Specifically, Life is a game. More important, and what Mr. Hubbard was impressing on those students, was the importance for auditing of a consideration that underlay practically the entire track—an individual must have a restriction to have freedom.

“You say, ‘I want to make this preclear free.’ How do you make him free? At least give him one barrier.

“He has to have something to be free from. If he’s nowhere, his freedom doesn’t exist. He is in a very bad state if he has no restrictions or barriers. And this is proven out by the fact that merely by restoring people’s barriers, we bring them up in intelligence, up in ability, up in happiness and give them a game.”
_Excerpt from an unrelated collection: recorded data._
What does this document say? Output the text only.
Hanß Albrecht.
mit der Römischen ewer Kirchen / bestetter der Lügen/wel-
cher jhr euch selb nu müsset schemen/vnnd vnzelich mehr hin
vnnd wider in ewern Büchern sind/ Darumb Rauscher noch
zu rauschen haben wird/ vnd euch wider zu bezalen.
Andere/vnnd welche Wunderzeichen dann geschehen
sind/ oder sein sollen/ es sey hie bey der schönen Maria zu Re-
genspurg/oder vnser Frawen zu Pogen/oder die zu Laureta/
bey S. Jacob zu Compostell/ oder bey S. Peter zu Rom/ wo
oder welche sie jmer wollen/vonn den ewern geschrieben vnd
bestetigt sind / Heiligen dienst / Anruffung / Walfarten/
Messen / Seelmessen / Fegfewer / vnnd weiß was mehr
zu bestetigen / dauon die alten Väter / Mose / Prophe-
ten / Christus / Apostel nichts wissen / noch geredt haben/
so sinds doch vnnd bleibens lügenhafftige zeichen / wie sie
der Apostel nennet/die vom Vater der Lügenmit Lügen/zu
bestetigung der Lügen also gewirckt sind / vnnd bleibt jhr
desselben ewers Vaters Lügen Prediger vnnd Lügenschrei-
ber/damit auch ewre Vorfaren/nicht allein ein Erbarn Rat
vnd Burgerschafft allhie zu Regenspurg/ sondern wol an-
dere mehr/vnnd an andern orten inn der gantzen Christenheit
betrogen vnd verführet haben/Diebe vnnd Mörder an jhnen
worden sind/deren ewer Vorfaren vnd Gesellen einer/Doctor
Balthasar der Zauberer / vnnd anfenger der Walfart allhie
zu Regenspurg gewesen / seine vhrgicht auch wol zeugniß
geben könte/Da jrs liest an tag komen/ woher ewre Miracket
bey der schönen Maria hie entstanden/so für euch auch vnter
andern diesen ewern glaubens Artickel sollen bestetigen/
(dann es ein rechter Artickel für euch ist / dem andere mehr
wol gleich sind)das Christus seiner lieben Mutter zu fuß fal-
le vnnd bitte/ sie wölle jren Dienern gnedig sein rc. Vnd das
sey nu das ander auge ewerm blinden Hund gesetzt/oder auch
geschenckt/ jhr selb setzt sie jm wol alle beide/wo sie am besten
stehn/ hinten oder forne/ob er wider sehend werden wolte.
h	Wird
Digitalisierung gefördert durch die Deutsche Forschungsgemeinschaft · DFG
Here, then, was the application of Games Processing to auditing, with a battery of related datums and applications:

  • Energy—by rubbing thoughts on a piece of energy, a thetan can cause it to disappear;
  • Power of Choice—its relationship to havingness;
  • Barriers—a havingness that is a problem from which one would like to be free;
  • Not-knowingness—how it is one of the barriers and limitations of a game;
  • Mock-ups—how during the course of research, an individual’s weight increased from 200 to 230 pounds as a result of mock-ups he shoved into his body;
  • Cycle-of-action—its relationship to freedom, havingness and problems;
  • Six Levels of Processing—their development and application in Games Processing;
  • Confusion—how to remedy it with the introduction of a stable datum;
  • Evaluation—the definition of evaluation is trying to enforce on the preclear the reality of the auditor, which is not the preclear’s reality.
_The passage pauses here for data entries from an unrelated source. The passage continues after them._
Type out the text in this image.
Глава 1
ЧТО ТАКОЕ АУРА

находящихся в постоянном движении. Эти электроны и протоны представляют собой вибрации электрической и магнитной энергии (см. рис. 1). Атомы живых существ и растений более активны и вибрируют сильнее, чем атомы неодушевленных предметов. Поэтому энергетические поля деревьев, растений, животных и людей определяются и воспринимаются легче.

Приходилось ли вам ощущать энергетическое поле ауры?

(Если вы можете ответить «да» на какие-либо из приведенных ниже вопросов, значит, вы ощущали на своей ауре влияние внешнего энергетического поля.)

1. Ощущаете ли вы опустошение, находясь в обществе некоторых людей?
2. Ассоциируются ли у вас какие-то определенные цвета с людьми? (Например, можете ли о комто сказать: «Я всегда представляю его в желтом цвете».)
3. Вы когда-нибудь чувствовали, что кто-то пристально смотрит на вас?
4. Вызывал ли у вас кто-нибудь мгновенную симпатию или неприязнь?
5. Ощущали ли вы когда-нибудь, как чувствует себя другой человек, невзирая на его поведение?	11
With the successful completion of this Professional Course, L. Ron Hubbard had released technology so pivotal it would touch upon all subsequent developments and take its place as a central component of standard auditing. And, for a final summary of what that represented, it was no less than the means to restore to beings the control of their own destiny:

“You’re an auditor. You’re handling the thinkingness and livingness of a person and so you can change their minds. And these things are theoretically true, but they don’t work out in the physical universe by dramatization and action. Just as a person can go on forever dramatizing a rage engram without ever wearing it out, so he can go on forever living in this universe without ever becoming sufficiently aware of it to plow himself in any other direction, see? So he could go forever, on an unawareness basis.

“You’re the expert in awareness. And you use that awareness to get him aware of barriers and aware of freedom. And if you do that perfectly, you win. And that is the game of auditing.”